Tucked away in Andrew Morton's 2.5.54-mm3 patchset is a new bit of work aimed at reducing the latency of the Linux kernel. Latency, from the point of view of this work, is the time lag between when a high-priority process becomes runnable and when it actually gets the processor. Scheduling latency is important in a number of contexts, and it can be especially important for desktop users. When you move your mouse, it is nice not to have to wait until the pointer on the screen moves to keep up with it. Low latency is crucial for certain applications, including streaming media recording and playback, CD recording, data acquisition, and so on. If the system is not sufficiently responsive, these applications just do not work at all.

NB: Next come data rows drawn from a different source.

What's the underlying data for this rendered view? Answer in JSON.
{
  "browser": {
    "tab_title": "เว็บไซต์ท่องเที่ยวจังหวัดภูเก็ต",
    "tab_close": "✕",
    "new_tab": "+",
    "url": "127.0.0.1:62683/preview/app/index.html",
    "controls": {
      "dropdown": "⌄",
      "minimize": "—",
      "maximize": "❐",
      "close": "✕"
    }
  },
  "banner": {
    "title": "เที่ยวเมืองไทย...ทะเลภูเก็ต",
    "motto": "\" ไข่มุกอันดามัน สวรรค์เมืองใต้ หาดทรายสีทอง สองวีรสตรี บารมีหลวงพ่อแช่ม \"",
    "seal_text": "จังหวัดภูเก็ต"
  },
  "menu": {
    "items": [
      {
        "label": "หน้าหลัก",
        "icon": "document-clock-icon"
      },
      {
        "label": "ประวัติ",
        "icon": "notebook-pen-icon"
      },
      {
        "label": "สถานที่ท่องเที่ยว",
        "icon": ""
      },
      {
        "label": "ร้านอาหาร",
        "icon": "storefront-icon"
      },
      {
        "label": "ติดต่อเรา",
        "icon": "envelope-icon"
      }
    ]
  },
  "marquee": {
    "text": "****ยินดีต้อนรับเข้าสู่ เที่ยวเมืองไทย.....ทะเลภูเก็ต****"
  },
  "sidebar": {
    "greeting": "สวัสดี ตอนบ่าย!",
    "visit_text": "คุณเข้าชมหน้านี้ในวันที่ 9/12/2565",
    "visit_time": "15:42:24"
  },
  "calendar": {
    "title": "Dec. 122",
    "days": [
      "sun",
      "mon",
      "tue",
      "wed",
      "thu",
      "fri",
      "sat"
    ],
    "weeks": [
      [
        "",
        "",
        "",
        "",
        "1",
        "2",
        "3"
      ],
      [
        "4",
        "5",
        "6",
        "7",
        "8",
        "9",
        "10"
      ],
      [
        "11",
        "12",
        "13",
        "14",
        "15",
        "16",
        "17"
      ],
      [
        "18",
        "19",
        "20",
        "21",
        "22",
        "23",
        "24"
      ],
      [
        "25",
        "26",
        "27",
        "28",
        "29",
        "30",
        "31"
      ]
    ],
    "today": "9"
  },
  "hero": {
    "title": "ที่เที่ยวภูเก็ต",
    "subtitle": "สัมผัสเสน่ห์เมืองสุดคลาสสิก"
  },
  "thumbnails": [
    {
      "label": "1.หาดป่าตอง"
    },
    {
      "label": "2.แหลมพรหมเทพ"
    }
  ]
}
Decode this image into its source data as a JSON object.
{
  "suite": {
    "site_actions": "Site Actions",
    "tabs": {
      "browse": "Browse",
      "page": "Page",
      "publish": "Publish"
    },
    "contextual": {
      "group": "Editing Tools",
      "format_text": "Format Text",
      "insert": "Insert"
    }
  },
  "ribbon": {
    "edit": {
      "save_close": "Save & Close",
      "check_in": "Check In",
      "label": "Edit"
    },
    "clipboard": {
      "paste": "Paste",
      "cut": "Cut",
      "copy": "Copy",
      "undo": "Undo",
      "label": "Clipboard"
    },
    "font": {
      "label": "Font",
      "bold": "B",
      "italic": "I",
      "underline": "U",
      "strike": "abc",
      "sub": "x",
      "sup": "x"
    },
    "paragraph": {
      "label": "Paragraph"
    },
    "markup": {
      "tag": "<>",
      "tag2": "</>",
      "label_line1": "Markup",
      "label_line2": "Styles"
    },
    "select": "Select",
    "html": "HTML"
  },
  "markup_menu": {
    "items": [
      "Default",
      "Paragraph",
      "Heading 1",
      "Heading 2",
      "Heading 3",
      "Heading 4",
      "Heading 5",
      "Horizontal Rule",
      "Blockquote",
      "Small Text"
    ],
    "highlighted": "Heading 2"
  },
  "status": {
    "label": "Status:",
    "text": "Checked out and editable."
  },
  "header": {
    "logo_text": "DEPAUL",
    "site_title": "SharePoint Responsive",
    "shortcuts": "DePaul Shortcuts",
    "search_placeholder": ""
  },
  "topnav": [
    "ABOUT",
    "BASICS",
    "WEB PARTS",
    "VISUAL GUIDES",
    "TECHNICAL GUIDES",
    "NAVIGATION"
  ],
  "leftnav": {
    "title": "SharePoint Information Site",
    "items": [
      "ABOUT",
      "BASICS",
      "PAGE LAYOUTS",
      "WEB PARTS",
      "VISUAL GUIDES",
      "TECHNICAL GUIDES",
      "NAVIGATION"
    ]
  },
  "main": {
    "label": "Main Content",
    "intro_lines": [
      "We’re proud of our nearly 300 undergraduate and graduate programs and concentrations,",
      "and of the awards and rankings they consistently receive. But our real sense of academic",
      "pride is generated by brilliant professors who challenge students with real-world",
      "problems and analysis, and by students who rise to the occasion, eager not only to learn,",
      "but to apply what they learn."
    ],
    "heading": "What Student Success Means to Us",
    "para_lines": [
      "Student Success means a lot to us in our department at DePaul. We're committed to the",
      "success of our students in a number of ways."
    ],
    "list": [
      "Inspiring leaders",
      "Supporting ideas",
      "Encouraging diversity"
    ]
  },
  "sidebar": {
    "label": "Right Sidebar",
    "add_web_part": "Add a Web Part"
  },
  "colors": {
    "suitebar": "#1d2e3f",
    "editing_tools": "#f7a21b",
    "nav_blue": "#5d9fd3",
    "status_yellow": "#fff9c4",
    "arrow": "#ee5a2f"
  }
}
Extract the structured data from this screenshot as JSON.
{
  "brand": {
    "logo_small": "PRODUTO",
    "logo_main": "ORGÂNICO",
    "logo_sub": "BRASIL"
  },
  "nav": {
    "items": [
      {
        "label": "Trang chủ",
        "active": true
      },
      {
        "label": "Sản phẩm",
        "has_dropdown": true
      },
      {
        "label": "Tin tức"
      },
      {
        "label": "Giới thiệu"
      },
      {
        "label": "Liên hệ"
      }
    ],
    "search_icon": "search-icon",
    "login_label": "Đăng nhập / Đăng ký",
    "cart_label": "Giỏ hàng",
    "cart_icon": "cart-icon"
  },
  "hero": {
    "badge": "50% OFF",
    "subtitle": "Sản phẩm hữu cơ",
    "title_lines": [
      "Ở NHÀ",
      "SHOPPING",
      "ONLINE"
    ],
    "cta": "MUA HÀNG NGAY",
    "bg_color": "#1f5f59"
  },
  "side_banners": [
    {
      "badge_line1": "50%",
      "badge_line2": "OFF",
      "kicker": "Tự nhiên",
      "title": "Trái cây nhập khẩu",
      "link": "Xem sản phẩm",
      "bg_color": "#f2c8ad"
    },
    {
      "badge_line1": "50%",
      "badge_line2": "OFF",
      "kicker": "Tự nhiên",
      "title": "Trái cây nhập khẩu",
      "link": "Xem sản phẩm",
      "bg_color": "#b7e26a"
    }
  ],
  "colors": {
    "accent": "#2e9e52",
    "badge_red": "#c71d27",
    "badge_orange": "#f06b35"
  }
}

The last source of long delays in the kernel, says Andrew, is in the page table teardown code. This delay is easily seen - simply shut down a large application (Mozilla or OpenOffice will do nicely) and try to get anything else done while the cleanup is happening. This delay happens because teardown code holds the process's page_table_lock for the entire cleanup task. If the process is large, the cleanup can take a long time. Since the kernel is holding a lock, it can not be dislodged from the processor even if the kernel is compiled for preemption. So anything else that wants to run has to wait until the whole cleanup job is done.

The solution is to create a new "uber-zapper" function (unmap_vmas()) which handles the page table cleanup task. The page range to be torn down is split into smaller chunks (between 256 and 2048 pages, depending on the architecture and kernel config options); between chunks, the lock is dropped and the processor rescheduled if necessary. When the high-priority task has finished doing its thing, the lock is reacquired and the next block of pages is freed. Along with reducing latency, the patch has the additional advantage of cleaning up the separate unmapping code which was duplicated in three different places.

The result, it is claimed, is a worst-case scheduling latency of 500 microseconds on a 500 MHz Pentium processor. At least, if you are using the ext2 filesystem and if you are not mounting and unmounting filesystems. That should be fast enough for most users.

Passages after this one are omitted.